Maryam watched them, her two remaining children, Younis and Jumanah. They carried the candles out into the night after the tents were secured.

They had taken longer to reach the mountains this year. After the earthquake, they all moved more slowly, and besides, they had been forced to change their route. Last year, they had camped at the foot of a glacier, in potato fields that ripened swiftly under the blanket of steaming dung the cattle bestowed. But during the monsoons, the fields had been washed away. It had happened plenty of times before, though never like this, and in her mind, she could hear it, the way the glacier groaned. Done with keeping all that pressure locked inside, it let the world feel its pulse, taking the fields, the homes, the cattle, and the grain. When the earthquake buckled the land, it left behind a small artificial lake. They had been forced to trek around this.

They had also taken longer to leave the plains. A part of her had feared they would never leave at all, and she still could not entirely believe that they were here, nor that her children were slipping out into the night, in secret, excluding her, two candles, two whispers, and one destination, which she believed she could guess. She watched them go. She had to let them go eventually.

Down in the lowlands, the convoys had also left. They left soon after Fareebi, the shapeshifter, was found. They left as silently as they came: every man in uniform and spy in plainclothes, or so the people said. They had been replaced by different convoys, carrying food and blankets for the shocked survivors who stared past the cameras and far into the heavy dust of their past lives. Balakot is completely lost, they said. Maryam had never heard so much terror, or breathed so much death. The goddess had finally unleashed upon their valley the full weight of her wrath, and more men, women, and children than Maryam had ever seen now lay buried beneath it.

Even now, months later, she could do no more than isolate a few details of their combined devastation, like the way she had been watching the buffalo Noor in the forest just before it happened. Noor’s eyes had begun to roll high into her head. And her tail! It did not swat her back so much as stand upright, like a snake, jerking and twitching, as though about to drop! Maryam had been staring at the monstrous movements of her most placid beast when Makheri, the goat with the too-high teats, rammed her from behind, saving her life. In the space where Maryam had been standing crashed a pistachio tree. How could it be? She had been harvesting the nuts of that tree not two weeks earlier. Noor now lay beneath it. Her tail still twitching. A man from Laila’s dera pulled her away from the sight. And as they ran, so did the world.
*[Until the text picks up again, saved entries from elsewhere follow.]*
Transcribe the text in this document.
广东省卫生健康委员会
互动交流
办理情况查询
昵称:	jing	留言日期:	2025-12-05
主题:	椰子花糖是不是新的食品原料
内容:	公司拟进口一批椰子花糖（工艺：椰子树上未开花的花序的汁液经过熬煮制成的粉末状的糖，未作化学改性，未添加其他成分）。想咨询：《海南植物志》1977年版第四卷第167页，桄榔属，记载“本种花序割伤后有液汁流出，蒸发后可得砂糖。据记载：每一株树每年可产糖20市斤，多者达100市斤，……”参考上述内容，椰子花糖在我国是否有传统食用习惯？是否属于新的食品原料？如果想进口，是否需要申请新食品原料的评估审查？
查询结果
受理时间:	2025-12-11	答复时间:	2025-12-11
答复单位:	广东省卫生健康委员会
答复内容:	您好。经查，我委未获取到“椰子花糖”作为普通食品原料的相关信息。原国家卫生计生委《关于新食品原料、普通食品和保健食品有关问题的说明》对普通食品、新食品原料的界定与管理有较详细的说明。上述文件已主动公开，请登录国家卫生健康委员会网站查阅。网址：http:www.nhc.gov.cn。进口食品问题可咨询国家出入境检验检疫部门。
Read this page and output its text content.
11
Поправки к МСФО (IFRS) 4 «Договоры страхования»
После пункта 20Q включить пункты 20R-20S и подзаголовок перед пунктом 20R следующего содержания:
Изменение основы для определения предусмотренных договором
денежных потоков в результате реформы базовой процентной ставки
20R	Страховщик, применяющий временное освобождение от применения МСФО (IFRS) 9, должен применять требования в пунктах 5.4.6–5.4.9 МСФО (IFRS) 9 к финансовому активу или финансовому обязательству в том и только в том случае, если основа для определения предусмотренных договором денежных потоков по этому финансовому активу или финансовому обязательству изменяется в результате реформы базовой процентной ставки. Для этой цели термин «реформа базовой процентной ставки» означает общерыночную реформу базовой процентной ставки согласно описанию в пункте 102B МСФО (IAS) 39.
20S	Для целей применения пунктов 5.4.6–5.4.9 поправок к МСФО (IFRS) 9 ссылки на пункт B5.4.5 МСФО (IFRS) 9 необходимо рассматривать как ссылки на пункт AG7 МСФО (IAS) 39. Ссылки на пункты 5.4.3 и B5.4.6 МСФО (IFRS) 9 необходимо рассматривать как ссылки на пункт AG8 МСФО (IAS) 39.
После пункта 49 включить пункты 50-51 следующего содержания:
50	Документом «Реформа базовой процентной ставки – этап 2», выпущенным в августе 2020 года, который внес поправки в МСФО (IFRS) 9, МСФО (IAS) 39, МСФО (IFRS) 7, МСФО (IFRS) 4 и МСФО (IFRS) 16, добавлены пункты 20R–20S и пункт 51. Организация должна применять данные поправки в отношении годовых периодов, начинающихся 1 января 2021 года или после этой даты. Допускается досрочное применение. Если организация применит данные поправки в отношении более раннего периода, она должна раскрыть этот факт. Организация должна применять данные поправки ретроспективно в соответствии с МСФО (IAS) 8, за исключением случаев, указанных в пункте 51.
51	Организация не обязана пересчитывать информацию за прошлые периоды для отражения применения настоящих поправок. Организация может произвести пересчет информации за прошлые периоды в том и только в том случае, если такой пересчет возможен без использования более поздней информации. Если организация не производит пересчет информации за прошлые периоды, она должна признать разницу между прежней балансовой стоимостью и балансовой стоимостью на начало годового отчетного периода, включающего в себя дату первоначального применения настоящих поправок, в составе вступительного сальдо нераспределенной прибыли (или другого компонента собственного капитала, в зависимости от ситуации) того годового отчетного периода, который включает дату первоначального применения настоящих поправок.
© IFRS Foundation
But up here in the mountains, even this year, time kept defiantly still. Lake Saiful Maluk lay slick and dark, like a cold, sleepy eye. It had kept the eye shut through the wretchedness of the winter, and now, in spring, it was coming awake, lapping the shores beneath the two lovers, the Queen and the Nude. Tonight, Maryam could feel the lovers at rest. They would be watching her children, and watching the tents, but they would have no reason to complain. Except, perhaps, when they noticed that three tents were missing. The first for the family of the boy found in the waterhole last year, the second for the boy who was never found, the third for the family that was crushed by a boulder when the earth moved. The first two families had left for the city, the husbands and remaining sons to work as thekedars, loading and unloading the gunny bags of grain from state farms, the wives and daughters to pull all their silences closer to their now-sedentary hearts. The space for all three tents lay bare.